When you first open the bottle, you might not even notice it, but other times, the aroma will just punch you in the nose for sure. The speed of detection really may depend on how sensitive your sense of smell and, especially, your sense of taste is.

FAQs About Wines and Corked Wines


What is TCA?

TCA is produced in the tree bark as specific bacteria are exposed to halophenols. Suppose the manufacturer of the corks utilizes chlorine at any point throughout the process of cleaning, bleaching, and sterilizing the corks.

In that case, there is a possibility that TCA will be produced. Of course, TCA can develop naturally and in filthy cellars or pesticides.

How to take care of the wine once it opens?

Re-cork the wine once opened.

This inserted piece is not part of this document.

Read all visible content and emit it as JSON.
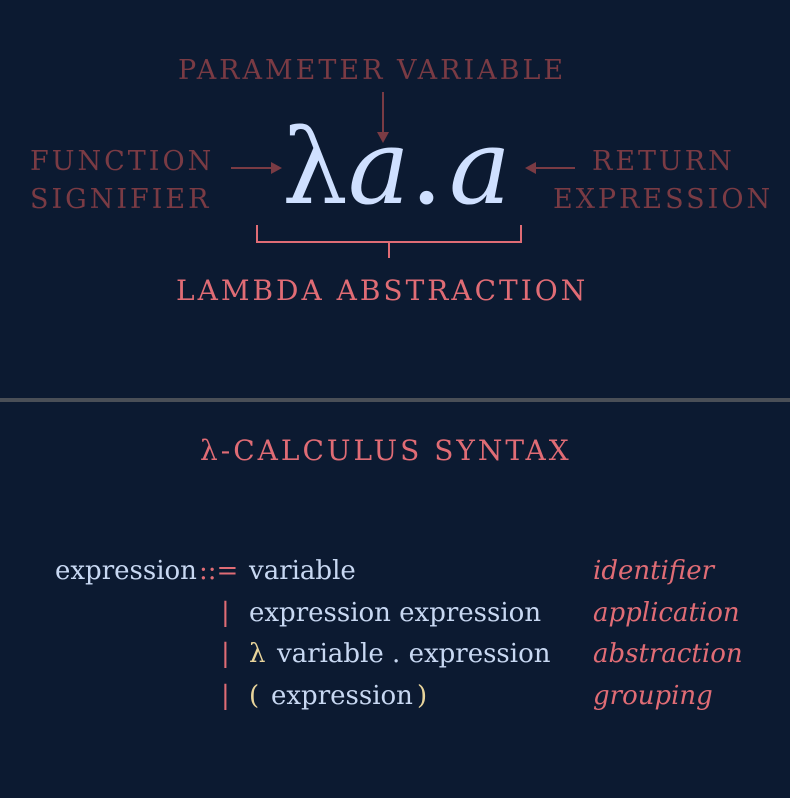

This means you must place the cork in the bottle after each glass has been poured. The opened bottle of wine should be kept out of the light and maintained at room temp.

Wines can be stored for longer times when placed in the fridge. Even red wine can benefit significantly from being held in the refrigerator.

What can I substitute as a cork for a bottle of open wine?

If you lose the wine cork with the unfinished drink, you may fashion a makeshift stopper for your bottle by combining plastic wrap, paper towels, and tape. However, this is not a final and foolproof solution.

This solution should just be temporary and merely a stopgap measure until you locate another cork or a wine stopper. This substitute should only be okay for a few hours, up to a day. Failing to find a proper cork or wine stopper as a replacement will ruin the wine.

What happens when corks are exposed to liquid?

When exposed and in contact with water, a cork can hold out because of its natural wax-like component, suberin.

This coating prevents the cork from immediately rotting or decomposing when soaked in water for prolonged periods. On the other hand, when exposed to dampness, the cork will swell, which in turn ruins floor covering.


As someone who enjoys wine, it’s always good to know the answer to the question, what does it mean when a wine is corked?

With this comes the importance of knowing what to do and how to actively prevent corking from ruining your drink. Ensuring the wine is safe and fresh is a big win for maximum enjoyment.